For the general $(n,c,w)$ lottery, let $g(n,c,w)$ be the least number of tickets required to guarantee at least one winning ticket.

In the context of the given question, we want to find an upper bound for $g(69,5,3)$.

Claim:

An upper bound for $g(n,c,w)$ is $f(n,c,w)$ where $f$ is defined recursively by $$ f(n,c,w)= \begin{cases} \text{if}\;n=c,\;\text{then}\\[4pt] \;\;\;\;\;1\\[4pt] \text{else if}\;w=1,\;\text{then}\\[4pt] \;\;\;\;\;\left\lceil{\large{\frac{n}{c}}}\right\rceil\\[4pt] \text{else}\\[4pt] \;\;\;\;\;f(n-1,c,w)+f(n-1,c-1,w-1)\\[4pt] \end{cases} $$ Implemented in Maple, we get $f(69,5,3)=18106$.

To justify the upper bound, the following ticket buying strategy, though not claimed to be optimal, suffices to guarantee a win, and requires buying exactly $f(n,c,w)$ tickets . . .

If $n=c$, there is only one possible draw, and only one legal ticket, which is therefore guaranteed to win. Thus, for this case, we get $f(n,c,w)=g(n,c,w)=1$.

If $w=1$, only one number needs to be matched, so an optimal covering can be had by buying tickets corresponding to $\left\lfloor{\large{\frac{n}{c}}}\right\rfloor$ pairwise disjoint $c$-element subsets of $S$, plus one more ticket if $n$ is not a multiple of $c$ (in order to cover the remainder). Thus, for this case, we get $f(n,c,w)=g(n,c,w)=\left\lceil{\large{\frac{n}{c}}}\right\rceil$.

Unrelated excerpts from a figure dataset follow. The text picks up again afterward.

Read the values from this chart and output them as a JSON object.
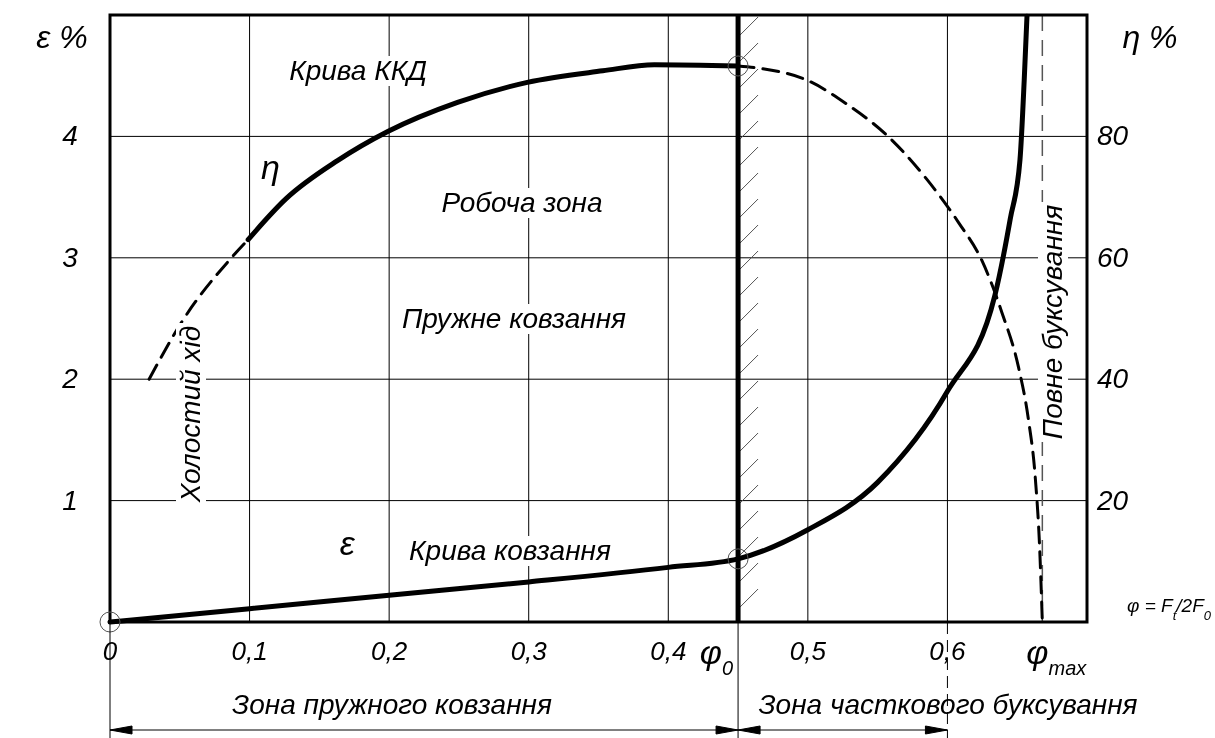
{
  "chart_data": {
    "type": "line",
    "xlabel": "φ = F$_{t}$/2F$_{0}$",
    "ylabel": "ε %",
    "y2label": "η %",
    "xlim": [
      0,
      0.7
    ],
    "xticks": [
      {
        "value": 0,
        "label": "0"
      },
      {
        "value": 0.1,
        "label": "0,1"
      },
      {
        "value": 0.2,
        "label": "0,2"
      },
      {
        "value": 0.3,
        "label": "0,3"
      },
      {
        "value": 0.4,
        "label": "0,4"
      },
      {
        "value": 0.5,
        "label": "0,5"
      },
      {
        "value": 0.6,
        "label": "0,6"
      }
    ],
    "ylim": [
      0,
      5
    ],
    "yticks": [
      1,
      2,
      3,
      4
    ],
    "y2lim": [
      0,
      100
    ],
    "y2ticks": [
      20,
      40,
      60,
      80
    ],
    "grid": true,
    "series": [
      {
        "name": "ε",
        "color": "#000000",
        "line_style": "solid",
        "x": [
          0,
          0.1,
          0.2,
          0.3,
          0.4,
          0.45,
          0.5,
          0.55,
          0.6,
          0.634,
          0.645,
          0.652,
          0.655,
          0.657
        ],
        "values": [
          0,
          0.11,
          0.22,
          0.33,
          0.45,
          0.52,
          0.76,
          1.15,
          1.9,
          2.69,
          3.32,
          3.81,
          4.46,
          4.99
        ]
      },
      {
        "color": "#000000",
        "axis": "y2",
        "line_style": "dashed",
        "x": [
          0.028,
          0.053,
          0.087,
          0.099
        ],
        "values": [
          40,
          50,
          60,
          63
        ]
      },
      {
        "name": "η",
        "color": "#000000",
        "axis": "y2",
        "line_style": "solid",
        "x": [
          0.099,
          0.126,
          0.163,
          0.199,
          0.249,
          0.299,
          0.353,
          0.39,
          0.45
        ],
        "values": [
          63,
          69.7,
          76,
          80.8,
          85.6,
          88.9,
          90.8,
          91.8,
          91.6
        ]
      },
      {
        "color": "#000000",
        "axis": "y2",
        "line_style": "dashed",
        "x": [
          0.45,
          0.466,
          0.5,
          0.528,
          0.557,
          0.585,
          0.608,
          0.625,
          0.639,
          0.651,
          0.658,
          0.663,
          0.666,
          0.668
        ],
        "values": [
          91.6,
          91.2,
          89.2,
          85.3,
          80.1,
          73,
          65.8,
          59.4,
          51,
          41.9,
          33.4,
          23.6,
          12.6,
          0
        ]
      }
    ],
    "ref_lines": [
      {
        "axis": "x",
        "value": 0.45,
        "label": "φ$_{0}$",
        "line_style": "solid",
        "color": "#000000"
      },
      {
        "axis": "x",
        "value": 0.668,
        "label": "φ$_{max}$",
        "line_style": "dashed",
        "color": "#555555"
      }
    ],
    "annotations": [
      "Крива ККД",
      "Робоча зона",
      "Пружне ковзання",
      "Холостий хід",
      "Крива ковзання",
      "Повне буксування",
      "Зона пружного ковзання",
      "Зона часткового буксування"
    ]
  }
}
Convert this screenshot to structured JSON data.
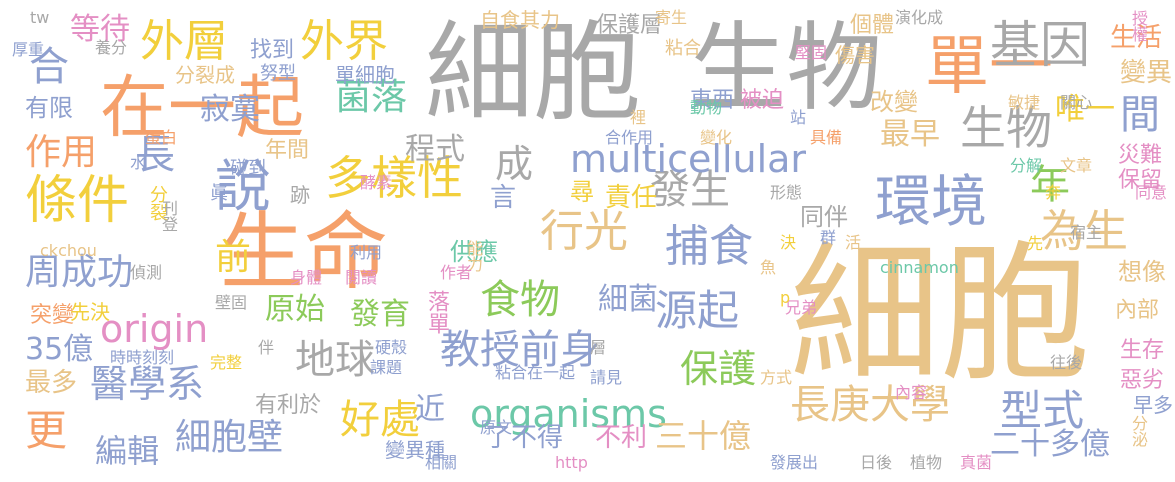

Otherwise, recursively, use the same strategy to:

• Buy $f(n-1,c,w)$ blank tickets for the $(n,c,w)$ lottery, and mark them as if the goal was to guarantee a win for an $(n-1,c,w)$ lottery. Note: Those tickets will guarantee a win for the $(n,c,w)$ lottery if none of the drawn numbers is equal to $n$.$\\[4pt]$
• Buy $f(n-1,c-1,w-1)$ blank tickets for the $(n,c,w)$ lottery, choosing $n$ for one of the $c$ numbers, and for the other $c-1$ choices, mark them as if the goal was to guarantee a win for an $(n-1,c-1,w-1)$ lottery. Note: Those tickets will guarantee a win for the $(n,c,w)$ lottery if one of the drawn numbers is equal to $n$.